Google researchers have open sourced EfficientNets , a method for scaling up CNN models that they claim is up to 10 times more efficient than current “state-of-the-art” techniques.
The method is detailed in a paper which is being presented at next month’s International Conference on Machine Learning, and promises to remove at least some of the “tedious manual tuning” conventional methods require.
According to Mingxing Tan, Staff Software Engineer and Quoc V. Le, Principal Scientist, at Google AI, the researchers set out to find a way to scale up a CNN more accurately and efficiently than conventional practice which is to “arbitrarily increase the CNN depth or width, or to use larger input image resolution for training and evaluation.”
“While these methods do improve accuracy, they usually require tedious manual tuning, and still often yield suboptimal performance,” the team points out.
Their alternative was to use “a simple yet highly effective compound coefficient to scale up CNNs in a more structured manner. Unlike conventional approaches that arbitrarily scale network dimensions, such as width, depth and resolution, our method uniformly scales each dimension with a fixed set of scaling coefficients.”
The approach relies on performing a grid search to find the relationships between “different scaling dimensions of the baseline network under a fixed resource constraint” which gives an appropriate scaling coefficient for each of the dimensions.

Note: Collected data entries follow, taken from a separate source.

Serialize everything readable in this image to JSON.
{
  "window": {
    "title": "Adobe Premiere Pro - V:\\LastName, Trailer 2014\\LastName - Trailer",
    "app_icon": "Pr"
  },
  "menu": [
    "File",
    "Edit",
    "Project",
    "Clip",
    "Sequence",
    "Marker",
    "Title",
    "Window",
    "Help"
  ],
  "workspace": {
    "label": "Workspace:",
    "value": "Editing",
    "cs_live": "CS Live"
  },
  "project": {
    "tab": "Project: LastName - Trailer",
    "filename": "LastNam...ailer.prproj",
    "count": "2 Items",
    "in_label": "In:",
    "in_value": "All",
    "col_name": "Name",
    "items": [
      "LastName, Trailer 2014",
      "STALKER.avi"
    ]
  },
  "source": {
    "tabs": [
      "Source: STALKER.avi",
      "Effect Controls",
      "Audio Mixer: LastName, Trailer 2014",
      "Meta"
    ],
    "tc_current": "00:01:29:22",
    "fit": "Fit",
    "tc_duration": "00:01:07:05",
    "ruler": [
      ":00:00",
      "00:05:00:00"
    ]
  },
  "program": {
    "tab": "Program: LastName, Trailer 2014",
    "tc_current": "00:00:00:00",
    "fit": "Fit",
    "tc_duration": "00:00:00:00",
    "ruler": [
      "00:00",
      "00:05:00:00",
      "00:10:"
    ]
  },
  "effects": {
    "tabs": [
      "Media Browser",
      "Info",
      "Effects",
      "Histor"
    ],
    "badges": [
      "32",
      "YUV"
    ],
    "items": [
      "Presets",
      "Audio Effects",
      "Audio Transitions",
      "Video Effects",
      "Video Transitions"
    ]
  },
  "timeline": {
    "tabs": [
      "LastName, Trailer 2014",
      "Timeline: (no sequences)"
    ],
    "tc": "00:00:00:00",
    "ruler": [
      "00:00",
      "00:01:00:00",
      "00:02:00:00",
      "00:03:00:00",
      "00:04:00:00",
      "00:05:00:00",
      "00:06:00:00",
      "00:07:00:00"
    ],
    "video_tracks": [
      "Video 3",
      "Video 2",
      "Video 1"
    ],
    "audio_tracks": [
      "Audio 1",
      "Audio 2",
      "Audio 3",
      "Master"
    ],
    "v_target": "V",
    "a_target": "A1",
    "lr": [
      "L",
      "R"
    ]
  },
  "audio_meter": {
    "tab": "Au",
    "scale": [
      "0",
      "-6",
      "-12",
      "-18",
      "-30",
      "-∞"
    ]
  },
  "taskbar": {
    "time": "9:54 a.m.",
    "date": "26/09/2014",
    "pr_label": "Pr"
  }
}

“We then apply those coefficients to scale up the baseline network to the desired target model size or computational budget.” This gave improvements in accuracy and efficiency for scaling existing models, for example by 1.4 per cent for MobiledNet and 0.7 per cent for ResNet.
“The effectiveness of model scaling also relies heavily on the baseline network. So, to further improve performance, we have also developed a new baseline network by performing a neural architecture search using the AutoML MNAS framework, which optimizes both accuracy and efficiency (FLOPS),” they continued.

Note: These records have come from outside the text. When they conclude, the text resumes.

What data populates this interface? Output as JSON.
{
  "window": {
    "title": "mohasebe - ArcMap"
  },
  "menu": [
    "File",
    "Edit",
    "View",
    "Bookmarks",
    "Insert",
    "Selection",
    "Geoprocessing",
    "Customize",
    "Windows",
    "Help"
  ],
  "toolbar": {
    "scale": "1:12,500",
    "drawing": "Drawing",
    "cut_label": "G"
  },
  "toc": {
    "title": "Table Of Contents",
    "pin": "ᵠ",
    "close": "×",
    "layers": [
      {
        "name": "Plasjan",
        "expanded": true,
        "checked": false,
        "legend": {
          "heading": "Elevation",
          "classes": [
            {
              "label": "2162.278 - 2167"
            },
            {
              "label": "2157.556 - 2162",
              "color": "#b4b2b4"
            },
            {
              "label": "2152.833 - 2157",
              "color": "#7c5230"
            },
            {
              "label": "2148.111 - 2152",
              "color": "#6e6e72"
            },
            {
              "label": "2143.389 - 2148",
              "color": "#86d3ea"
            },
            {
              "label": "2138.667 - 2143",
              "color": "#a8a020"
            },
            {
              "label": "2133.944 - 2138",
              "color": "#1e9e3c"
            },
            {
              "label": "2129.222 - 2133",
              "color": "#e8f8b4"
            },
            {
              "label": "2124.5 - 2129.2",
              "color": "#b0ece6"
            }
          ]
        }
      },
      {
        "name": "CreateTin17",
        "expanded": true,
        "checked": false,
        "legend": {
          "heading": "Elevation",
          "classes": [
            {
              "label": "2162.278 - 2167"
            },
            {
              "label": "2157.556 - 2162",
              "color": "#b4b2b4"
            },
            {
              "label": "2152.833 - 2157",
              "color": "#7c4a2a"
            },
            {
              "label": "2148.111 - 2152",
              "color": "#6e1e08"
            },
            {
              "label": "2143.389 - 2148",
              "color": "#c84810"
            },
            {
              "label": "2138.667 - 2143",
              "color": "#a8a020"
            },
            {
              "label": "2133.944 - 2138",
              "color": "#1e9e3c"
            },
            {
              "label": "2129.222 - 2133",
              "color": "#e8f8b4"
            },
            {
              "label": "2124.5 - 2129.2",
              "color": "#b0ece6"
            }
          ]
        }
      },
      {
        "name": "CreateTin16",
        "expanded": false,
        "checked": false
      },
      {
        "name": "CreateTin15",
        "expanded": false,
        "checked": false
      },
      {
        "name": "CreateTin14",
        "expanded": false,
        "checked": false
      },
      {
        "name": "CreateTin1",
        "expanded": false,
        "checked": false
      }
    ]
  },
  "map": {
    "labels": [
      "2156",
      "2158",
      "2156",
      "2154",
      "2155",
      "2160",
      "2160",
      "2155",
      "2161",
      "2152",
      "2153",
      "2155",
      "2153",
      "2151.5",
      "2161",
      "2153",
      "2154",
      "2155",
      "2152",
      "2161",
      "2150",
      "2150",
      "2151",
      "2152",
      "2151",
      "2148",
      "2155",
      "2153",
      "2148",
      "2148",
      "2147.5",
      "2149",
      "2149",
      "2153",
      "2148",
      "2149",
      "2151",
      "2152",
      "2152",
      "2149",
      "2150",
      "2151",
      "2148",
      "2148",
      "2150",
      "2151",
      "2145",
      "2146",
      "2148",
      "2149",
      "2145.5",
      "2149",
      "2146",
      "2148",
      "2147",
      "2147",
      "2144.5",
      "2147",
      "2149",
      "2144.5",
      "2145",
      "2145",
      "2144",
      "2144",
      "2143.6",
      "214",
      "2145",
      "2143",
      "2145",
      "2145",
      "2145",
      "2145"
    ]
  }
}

“The resulting architecture uses mobile inverted bottleneck convolution (MBConv), similar to MobileNetV2 and MnasNet, but is slightly larger due to an increased FLOP budget. We then scale up the baseline network to obtain a family of models, called EfficientNets.”
The team compared the EfficientNets with other CNNs on ImageNet dataset. “In general, the EfficientNet models achieve both higher accuracy and better efficiency over existing CNNs, reducing parameter size and FLOPS by an order of magnitude.”

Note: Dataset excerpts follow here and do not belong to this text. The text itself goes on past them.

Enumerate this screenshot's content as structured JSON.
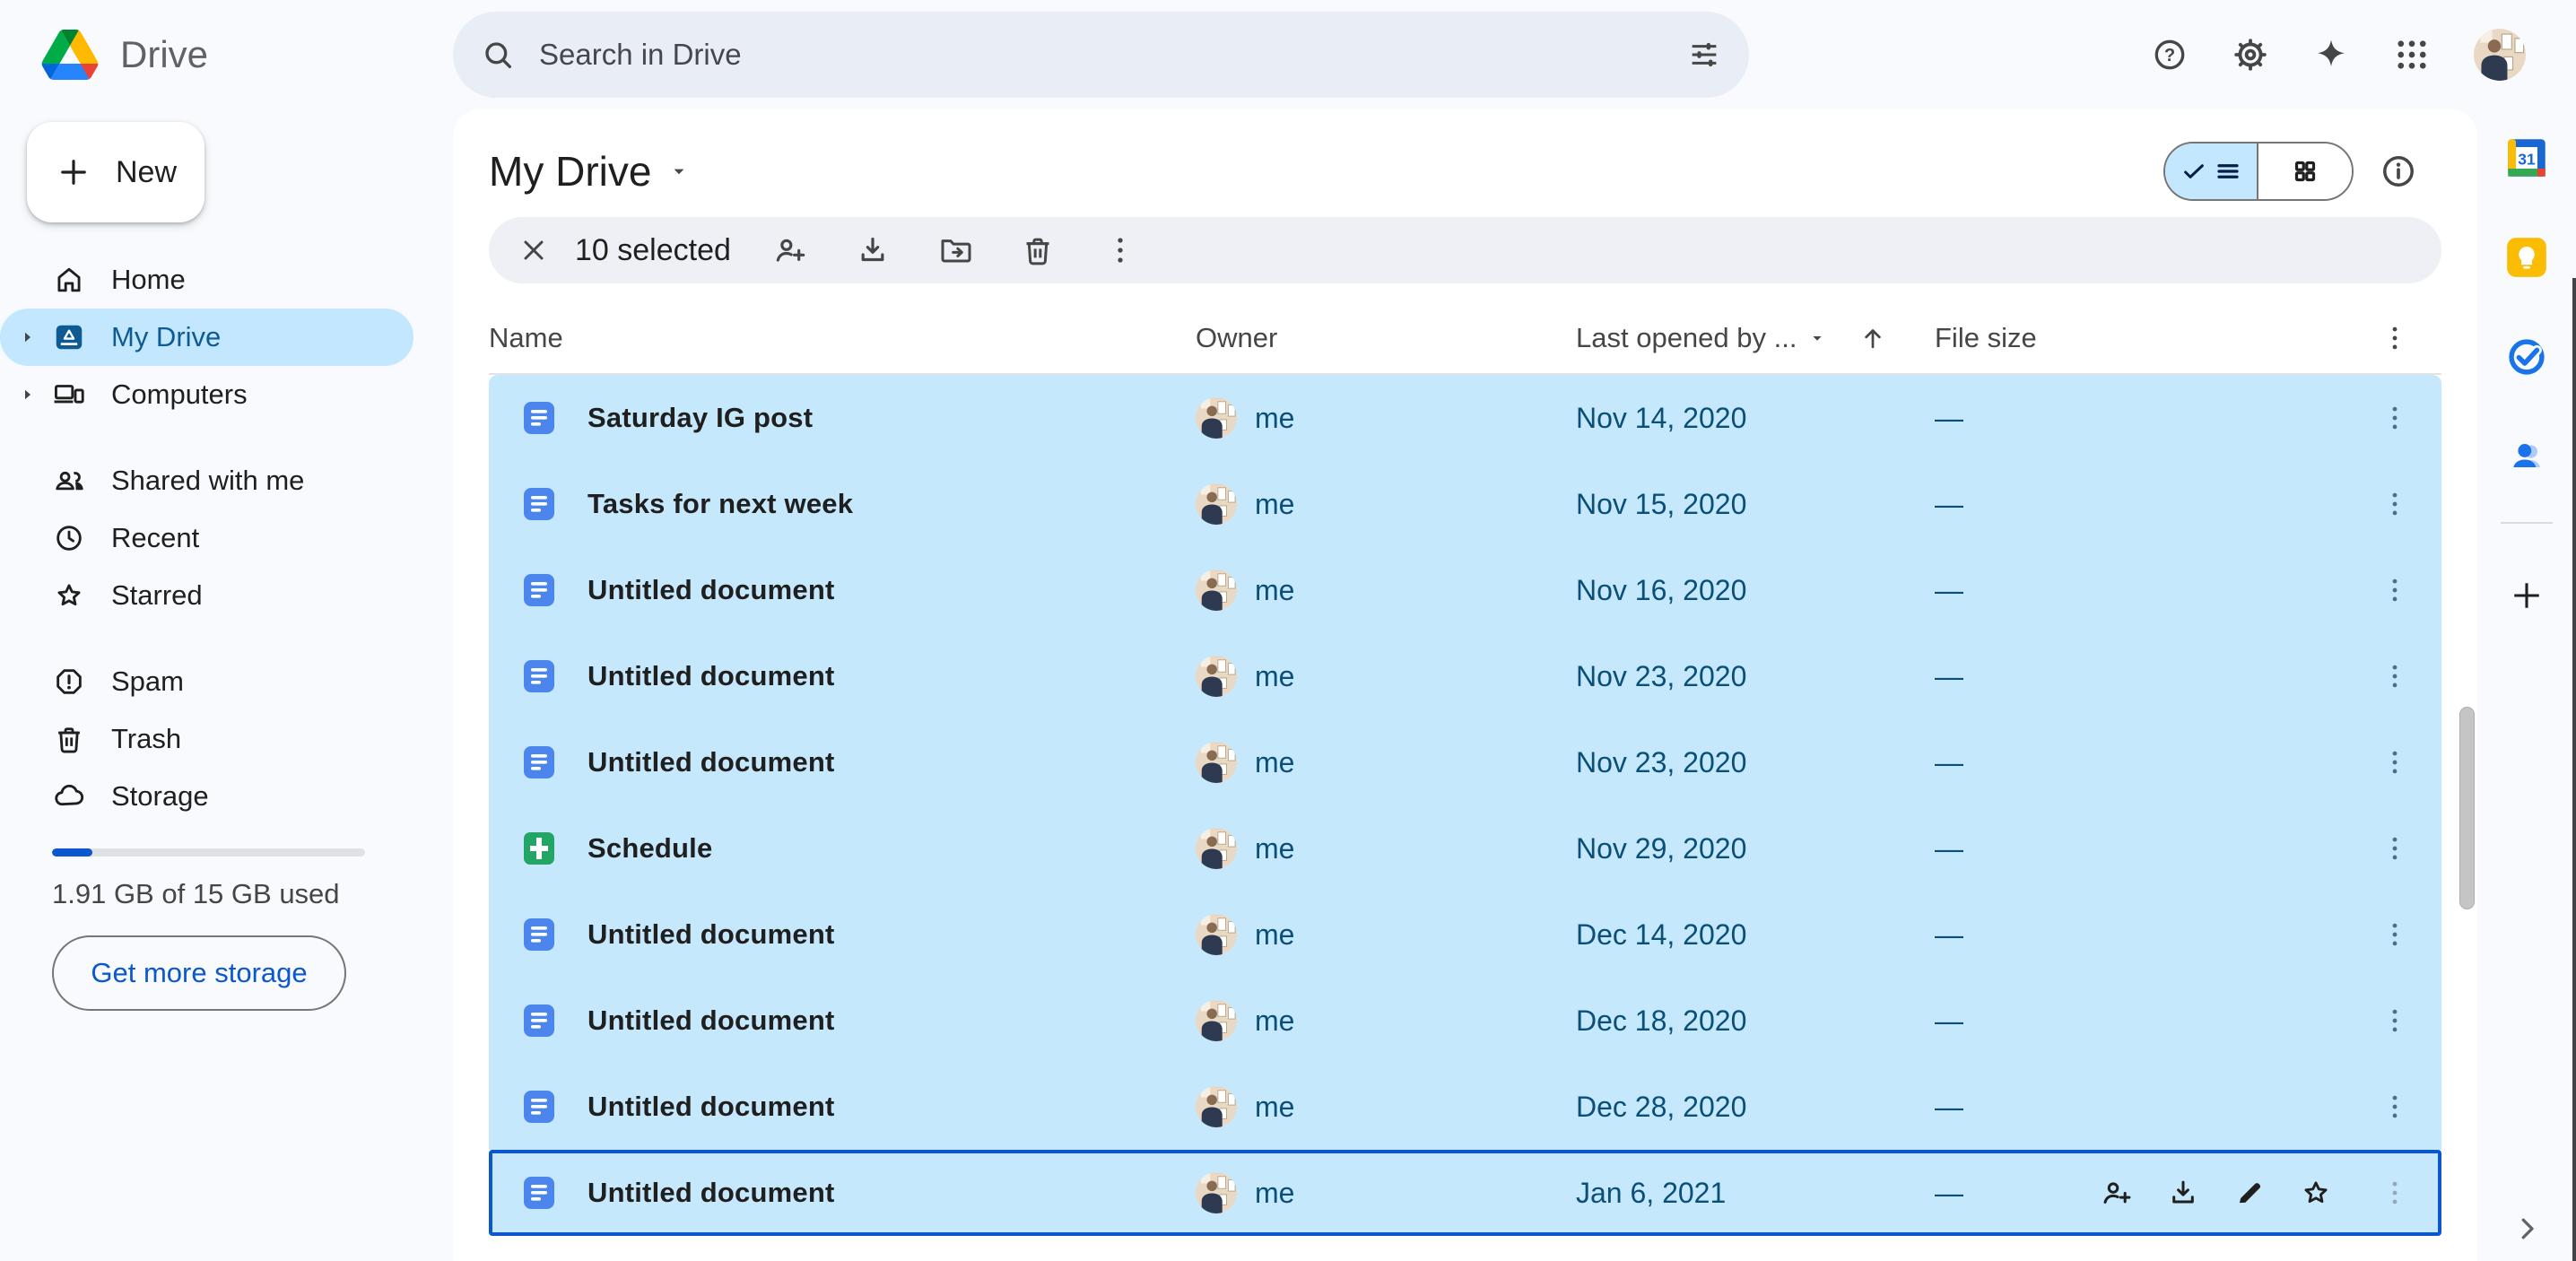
{
  "topbar": {
    "product_name": "Drive",
    "search": {
      "placeholder": "Search in Drive"
    },
    "help_glyph": "?",
    "icons": [
      "search",
      "tune",
      "help",
      "settings",
      "gemini-sparkle",
      "google-apps",
      "account-avatar"
    ]
  },
  "sidebar": {
    "new_button": "New",
    "nav_primary": [
      {
        "label": "Home",
        "icon": "home",
        "selected": false
      },
      {
        "label": "My Drive",
        "icon": "my-drive",
        "selected": true
      },
      {
        "label": "Computers",
        "icon": "computers",
        "selected": false
      }
    ],
    "nav_secondary": [
      {
        "label": "Shared with me",
        "icon": "people"
      },
      {
        "label": "Recent",
        "icon": "clock"
      },
      {
        "label": "Starred",
        "icon": "star"
      }
    ],
    "nav_tertiary": [
      {
        "label": "Spam",
        "icon": "spam"
      },
      {
        "label": "Trash",
        "icon": "trash"
      },
      {
        "label": "Storage",
        "icon": "cloud"
      }
    ],
    "storage": {
      "used_percent": 13,
      "usage_text": "1.91 GB of 15 GB used",
      "cta_label": "Get more storage"
    }
  },
  "main": {
    "title": "My Drive",
    "view_toggle": {
      "active": "list",
      "options": [
        "list",
        "grid"
      ]
    },
    "selection_toolbar": {
      "selected_text": "10 selected",
      "actions": [
        "close",
        "share",
        "download",
        "move",
        "trash",
        "more"
      ]
    },
    "table": {
      "columns": {
        "name": "Name",
        "owner": "Owner",
        "last_opened": "Last opened by ...",
        "file_size": "File size"
      },
      "sort": {
        "column": "last_opened",
        "direction": "ascending"
      },
      "rows": [
        {
          "name": "Saturday IG post",
          "type": "doc",
          "owner": "me",
          "last_opened": "Nov 14, 2020",
          "file_size": "—",
          "selected": true,
          "focused": false
        },
        {
          "name": "Tasks for next week",
          "type": "doc",
          "owner": "me",
          "last_opened": "Nov 15, 2020",
          "file_size": "—",
          "selected": true,
          "focused": false
        },
        {
          "name": "Untitled document",
          "type": "doc",
          "owner": "me",
          "last_opened": "Nov 16, 2020",
          "file_size": "—",
          "selected": true,
          "focused": false
        },
        {
          "name": "Untitled document",
          "type": "doc",
          "owner": "me",
          "last_opened": "Nov 23, 2020",
          "file_size": "—",
          "selected": true,
          "focused": false
        },
        {
          "name": "Untitled document",
          "type": "doc",
          "owner": "me",
          "last_opened": "Nov 23, 2020",
          "file_size": "—",
          "selected": true,
          "focused": false
        },
        {
          "name": "Schedule",
          "type": "sheet",
          "owner": "me",
          "last_opened": "Nov 29, 2020",
          "file_size": "—",
          "selected": true,
          "focused": false
        },
        {
          "name": "Untitled document",
          "type": "doc",
          "owner": "me",
          "last_opened": "Dec 14, 2020",
          "file_size": "—",
          "selected": true,
          "focused": false
        },
        {
          "name": "Untitled document",
          "type": "doc",
          "owner": "me",
          "last_opened": "Dec 18, 2020",
          "file_size": "—",
          "selected": true,
          "focused": false
        },
        {
          "name": "Untitled document",
          "type": "doc",
          "owner": "me",
          "last_opened": "Dec 28, 2020",
          "file_size": "—",
          "selected": true,
          "focused": false
        },
        {
          "name": "Untitled document",
          "type": "doc",
          "owner": "me",
          "last_opened": "Jan 6, 2021",
          "file_size": "—",
          "selected": true,
          "focused": true,
          "hover_actions": [
            "share",
            "download",
            "rename",
            "star",
            "more"
          ]
        }
      ]
    }
  },
  "side_panel": {
    "calendar_label": "31",
    "apps": [
      "calendar",
      "keep",
      "tasks",
      "contacts"
    ],
    "extras": [
      "get-add-ons",
      "collapse"
    ]
  },
  "colors": {
    "window_background": "#f8fafd",
    "accent_blue": "#0b57d0",
    "selection_row_background": "#c6e8fc",
    "selection_pill_background": "#c2e7ff",
    "selection_text": "#0a4f78",
    "doc_icon_blue": "#4285f4",
    "sheet_icon_green": "#23a566",
    "search_background": "#e9eef6",
    "toolbar_background": "#eef0f6"
  }
}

The team tried the EfficientNets on eight other datasets, and said they achieved “state-of-the-art” accuracy on five, “with an order of magnitude fewer parameters (up to 21x parameter reduction), suggesting that our EfficientNets also transfer well.”
They concluded that the EfficientNets provided “significant improvements” to model efficiency, and could “potentially serve as a new foundation for future computer vision tasks.“
To put their models where their mouths are, the team have open-sourced all the EfficientNet models. The EfficientNet source code and TPU training scripts can be found here.